Croup, otherwise known as laryngotracheobronchitis, is inflammation around the vocal cords. In its mildest form, the child experiences a barky cough; in its worst form, the swelling closes off the airway and requires a breathing tube until the inflammation is resolved.

What causes it? It can be caused by a number of viruses, including RSV and influenza, but the vast majority are caused by parainfluenza virus. There are 4 types or strains of paraflu, and parainfluenza 1 is responsible for most major outbreaks. For reasons that are not entirely clear, the outbreaks occur in the fall of odd numbered years. Hence this year is the year of the Barking Seal.

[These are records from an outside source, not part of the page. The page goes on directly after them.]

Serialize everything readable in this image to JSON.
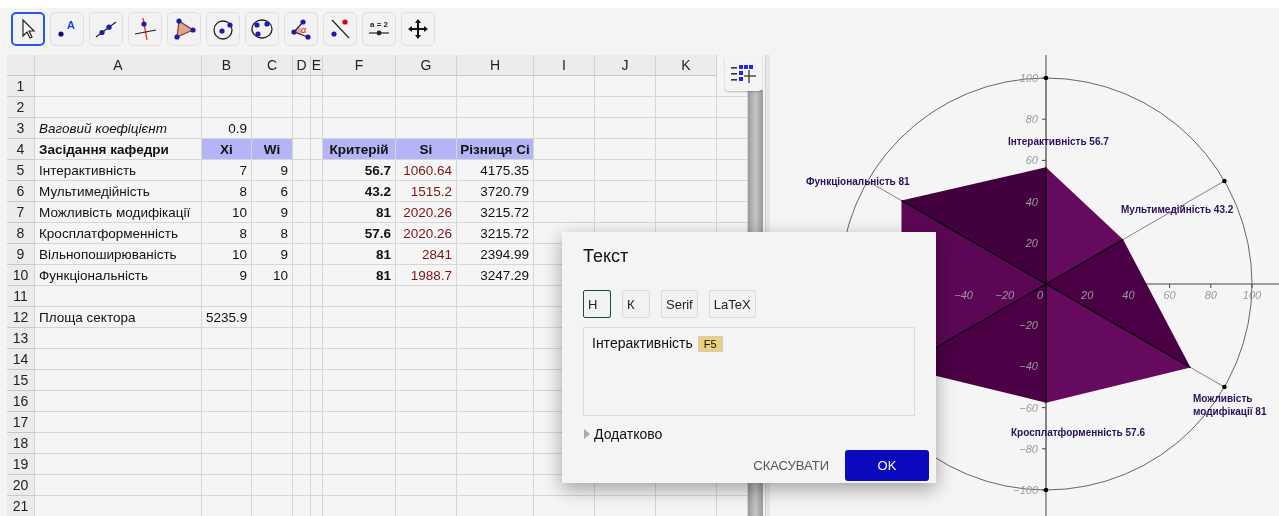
{
  "toolbar": {
    "tools": [
      {
        "kind": "move",
        "selected": true
      },
      {
        "kind": "point",
        "label": "A",
        "selected": false
      },
      {
        "kind": "line",
        "selected": false
      },
      {
        "kind": "perpendicular",
        "selected": false
      },
      {
        "kind": "polygon",
        "selected": false
      },
      {
        "kind": "circle",
        "selected": false
      },
      {
        "kind": "conic",
        "selected": false
      },
      {
        "kind": "angle",
        "label": "α",
        "selected": false
      },
      {
        "kind": "reflect",
        "selected": false
      },
      {
        "kind": "slider",
        "label": "a = 2",
        "selected": false
      },
      {
        "kind": "move-view",
        "selected": false
      }
    ]
  },
  "spreadsheet": {
    "columns": [
      "A",
      "B",
      "C",
      "D",
      "E",
      "F",
      "G",
      "H",
      "I",
      "J",
      "K"
    ],
    "rows": [
      {
        "number": "1"
      },
      {
        "number": "2"
      },
      {
        "number": "3",
        "cells": [
          {
            "text": "Ваговий коефіцієнт",
            "kind": "italic"
          },
          {
            "text": "0.9",
            "kind": "number"
          }
        ]
      },
      {
        "number": "4",
        "cells": [
          {
            "text": "Засідання кафедри",
            "kind": "bold"
          },
          {
            "text": "Xi",
            "kind": "header"
          },
          {
            "text": "Wi",
            "kind": "header"
          },
          null,
          null,
          {
            "text": "Критерій",
            "kind": "header"
          },
          {
            "text": "Si",
            "kind": "header"
          },
          {
            "text": "Різниця Ci",
            "kind": "header"
          }
        ]
      },
      {
        "number": "5",
        "cells": [
          {
            "text": "Інтерактивність",
            "kind": "label"
          },
          {
            "text": "7",
            "kind": "number"
          },
          {
            "text": "9",
            "kind": "number"
          },
          null,
          null,
          {
            "text": "56.7",
            "kind": "number-bold"
          },
          {
            "text": "1060.64",
            "kind": "number-red"
          },
          {
            "text": "4175.35",
            "kind": "number"
          }
        ]
      },
      {
        "number": "6",
        "cells": [
          {
            "text": "Мультимедійність",
            "kind": "label"
          },
          {
            "text": "8",
            "kind": "number"
          },
          {
            "text": "6",
            "kind": "number"
          },
          null,
          null,
          {
            "text": "43.2",
            "kind": "number-bold"
          },
          {
            "text": "1515.2",
            "kind": "number-red"
          },
          {
            "text": "3720.79",
            "kind": "number"
          }
        ]
      },
      {
        "number": "7",
        "cells": [
          {
            "text": "Можливість модифікації",
            "kind": "label"
          },
          {
            "text": "10",
            "kind": "number"
          },
          {
            "text": "9",
            "kind": "number"
          },
          null,
          null,
          {
            "text": "81",
            "kind": "number-bold"
          },
          {
            "text": "2020.26",
            "kind": "number-red"
          },
          {
            "text": "3215.72",
            "kind": "number"
          }
        ]
      },
      {
        "number": "8",
        "cells": [
          {
            "text": "Кросплатформенність",
            "kind": "label"
          },
          {
            "text": "8",
            "kind": "number"
          },
          {
            "text": "8",
            "kind": "number"
          },
          null,
          null,
          {
            "text": "57.6",
            "kind": "number-bold"
          },
          {
            "text": "2020.26",
            "kind": "number-red"
          },
          {
            "text": "3215.72",
            "kind": "number"
          }
        ]
      },
      {
        "number": "9",
        "cells": [
          {
            "text": "Вільнопоширюваність",
            "kind": "label"
          },
          {
            "text": "10",
            "kind": "number"
          },
          {
            "text": "9",
            "kind": "number"
          },
          null,
          null,
          {
            "text": "81",
            "kind": "number-bold"
          },
          {
            "text": "2841",
            "kind": "number-red"
          },
          {
            "text": "2394.99",
            "kind": "number"
          }
        ]
      },
      {
        "number": "10",
        "cells": [
          {
            "text": "Функціональність",
            "kind": "label"
          },
          {
            "text": "9",
            "kind": "number"
          },
          {
            "text": "10",
            "kind": "number"
          },
          null,
          null,
          {
            "text": "81",
            "kind": "number-bold"
          },
          {
            "text": "1988.7",
            "kind": "number-red"
          },
          {
            "text": "3247.29",
            "kind": "number"
          }
        ]
      },
      {
        "number": "11"
      },
      {
        "number": "12",
        "cells": [
          {
            "text": "Площа сектора",
            "kind": "label"
          },
          {
            "text": "5235.9",
            "kind": "overflow"
          }
        ]
      },
      {
        "number": "13"
      },
      {
        "number": "14"
      },
      {
        "number": "15"
      },
      {
        "number": "16"
      },
      {
        "number": "17"
      },
      {
        "number": "18"
      },
      {
        "number": "19"
      },
      {
        "number": "20"
      },
      {
        "number": "21"
      }
    ]
  },
  "graphics": {
    "x_ticks": [
      "−40",
      "−20",
      "0",
      "20",
      "40",
      "60",
      "80",
      "100"
    ],
    "y_ticks": [
      "100",
      "80",
      "60",
      "40",
      "20",
      "−20",
      "−40",
      "−60",
      "−80",
      "−100"
    ],
    "point_labels": [
      {
        "lines": [
          "Інтерактивність 56.7"
        ]
      },
      {
        "lines": [
          "Функціональність  81"
        ]
      },
      {
        "lines": [
          "Мультимедійність 43.2"
        ]
      },
      {
        "lines": [
          "Можливість",
          "модифікації  81"
        ]
      },
      {
        "lines": [
          "Кросплатформенність  57.6"
        ]
      }
    ]
  },
  "dialog": {
    "title": "Текст",
    "format_buttons": [
      {
        "label": "Н",
        "selected": true
      },
      {
        "label": "К",
        "selected": false
      },
      {
        "label": "Serif",
        "selected": false
      },
      {
        "label": "LaTeX",
        "selected": false
      }
    ],
    "editor": {
      "text": "Інтерактивність",
      "chip": "F5"
    },
    "advanced": {
      "label": "Додатково",
      "expanded": false
    },
    "buttons": [
      {
        "label": "СКАСУВАТИ",
        "kind": "text"
      },
      {
        "label": "OK",
        "kind": "primary"
      }
    ]
  }
}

Most children start with a runny nose and the cough becomes more barky on the second and third days of illness. The croupy sound is usually worse late at night. Again, the reason is not clear; some people say it’s because the body’s natural steroid levels are lowest in the early morning, others say it’s because gravity can’t help drain the swelling when the child is lying down,

If your child develops a barky cough, give him or her a dose of ibuprofen to help reduce the inflammation. Sometimes taking the child out in the cold air helps. Despite the numerous references in parenting magazines and even old medical textbooks, there is no proof that mist helps croup symptoms. (I had an attending in residency that went nuts every time the nurses went running for a humidifier for a kid with croup and we residents would have to listen to his lecture *again* about the endless studies showing it doesn’t help.) In kids with lots of nasal congestion, it can help clear their nose.

If your child starts making high-pitched noises while breathing (called stridor) or seems to be having trouble breathing, he or she needs to be seen by a physician right away. Unfortunately, since this is usually in the middle of the night, it often means a visit to the emergency room. Sorry, but that’s the way it goes. Depending on the level of distress, your child will receive a breathing treatment, steroids or both.

If it is just a barky cough, bring your child to the office in the morning to determine if he or she needs a dose of steroids to prevent worsening symptoms.

It is fairly contagious; 50% of kids of evidence of having parainfluenza infection by age 12 months. Kids can shed the virus from their nose for 1 week before and up to 2 weeks after the barking cough. Translation: wash your hands, wash your hands, wash your hands!